只是妖怪と云は殊の外下さげに云たこと。八丈嶋着た男を哥無妓ものた、河原者じゃと云やふなもの。其妖怪もあの方て神異灵妙と云ことだに、只是妖怪となり。迂斎の若ひとき、妙の字の説と云を書れた。こちは学問すると知がひらく。飯をくへばひだるいがやむと云こと。あちの妙と云は笹の葉が虵のすじぞ。そこて佛は偏則為夷狄禽獣胡国の道そ。こちは実理て中庸の道だ。あいらか学者はをし言をすると言か、あちに神異があると云からないとは云はぬ。有ふと云。有た処か妖怪と云ことなり。この方のをし言はせぬか、却てそれにこまろふ。をしことした方があちの工面によかろふ。
【解説】
「便有、亦只是妖怪」の説明。

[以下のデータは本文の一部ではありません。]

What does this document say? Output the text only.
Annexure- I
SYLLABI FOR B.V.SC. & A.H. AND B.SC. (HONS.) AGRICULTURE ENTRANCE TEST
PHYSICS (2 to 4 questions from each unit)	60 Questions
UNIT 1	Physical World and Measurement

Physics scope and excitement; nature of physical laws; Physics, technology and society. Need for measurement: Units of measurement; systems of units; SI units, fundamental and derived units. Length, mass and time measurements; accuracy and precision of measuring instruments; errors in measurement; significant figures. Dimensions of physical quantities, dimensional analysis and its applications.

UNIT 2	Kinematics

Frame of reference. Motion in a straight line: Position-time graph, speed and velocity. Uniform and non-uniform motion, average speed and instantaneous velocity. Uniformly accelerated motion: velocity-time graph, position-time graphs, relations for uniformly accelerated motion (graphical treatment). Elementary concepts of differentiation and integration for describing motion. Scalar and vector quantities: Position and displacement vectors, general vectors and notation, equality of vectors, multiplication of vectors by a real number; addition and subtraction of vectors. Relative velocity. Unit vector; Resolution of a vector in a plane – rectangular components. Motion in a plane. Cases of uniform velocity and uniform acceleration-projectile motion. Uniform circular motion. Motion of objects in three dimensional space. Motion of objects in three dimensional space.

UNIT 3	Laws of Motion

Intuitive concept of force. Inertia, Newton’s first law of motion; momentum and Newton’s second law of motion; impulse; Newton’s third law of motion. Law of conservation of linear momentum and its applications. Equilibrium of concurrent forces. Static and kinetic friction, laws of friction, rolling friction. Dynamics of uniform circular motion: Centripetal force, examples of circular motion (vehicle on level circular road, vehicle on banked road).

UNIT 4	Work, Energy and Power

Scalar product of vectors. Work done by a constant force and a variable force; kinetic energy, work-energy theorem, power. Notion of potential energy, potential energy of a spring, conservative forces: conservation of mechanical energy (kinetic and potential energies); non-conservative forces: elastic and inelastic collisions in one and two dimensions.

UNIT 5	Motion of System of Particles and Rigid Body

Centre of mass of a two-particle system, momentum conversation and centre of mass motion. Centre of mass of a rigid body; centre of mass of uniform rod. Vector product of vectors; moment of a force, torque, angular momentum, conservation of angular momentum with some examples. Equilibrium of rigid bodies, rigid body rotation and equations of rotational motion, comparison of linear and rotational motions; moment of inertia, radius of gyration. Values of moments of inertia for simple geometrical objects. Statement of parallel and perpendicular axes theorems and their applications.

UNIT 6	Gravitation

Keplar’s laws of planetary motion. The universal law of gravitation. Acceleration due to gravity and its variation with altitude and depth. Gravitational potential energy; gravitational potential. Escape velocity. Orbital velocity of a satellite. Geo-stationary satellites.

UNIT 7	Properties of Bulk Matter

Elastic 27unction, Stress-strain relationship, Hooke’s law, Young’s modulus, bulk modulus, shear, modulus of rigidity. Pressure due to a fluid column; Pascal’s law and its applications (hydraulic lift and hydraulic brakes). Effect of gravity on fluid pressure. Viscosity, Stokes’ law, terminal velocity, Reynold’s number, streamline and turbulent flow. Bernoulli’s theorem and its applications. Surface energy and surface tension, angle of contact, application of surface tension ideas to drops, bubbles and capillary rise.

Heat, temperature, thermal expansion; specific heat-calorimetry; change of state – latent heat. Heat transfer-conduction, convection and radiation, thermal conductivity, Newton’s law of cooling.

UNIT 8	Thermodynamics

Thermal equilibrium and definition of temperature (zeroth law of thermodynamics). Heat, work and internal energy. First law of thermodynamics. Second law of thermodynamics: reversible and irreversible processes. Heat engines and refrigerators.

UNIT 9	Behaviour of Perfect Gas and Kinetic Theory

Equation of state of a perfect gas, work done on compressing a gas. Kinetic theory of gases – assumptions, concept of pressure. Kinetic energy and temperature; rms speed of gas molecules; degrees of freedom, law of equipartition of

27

神異はあるだろうが、それは妖怪であると朱子が言った。こちらは実理で中庸の道なのである。
【通釈】
「只是妖怪」は殊の外卑く言ったこと。八丈島に着いた男を歌舞伎者だ、河原者だと言う様なもの。その妖怪もあの方では神異霊妙と言うことなのに、只是妖怪と言う。迂斎が若い時、妙の字の説を書かれた。こちらは学問をすると知が啓く。飯を食えば空腹が止むということ。あちらが妙と言うのは笹の葉の蛇という筋である。そこで仏は「偏則為夷狄禽獣胡国之道」である。こちらは実理で中庸の道である。仏が学者は押し事を言うと言うか、あちらは神異があると言うから、それはないとは言わず、あるだろうと言う。しかし、ある処が妖怪だということである。こちらは押し事は言わないが、却ってそれには困ることだろう。押し事をした方があちらの工面にはよい筈である。
【語釈】
・河原者…江戸時代、歌舞伎役者の賤称。
・偏則為夷狄禽獣胡国の道…
・をし言…押し事。無理におしつけること。特に、神仏の奇特を信ぜず、それを否定するようなことを言うこと。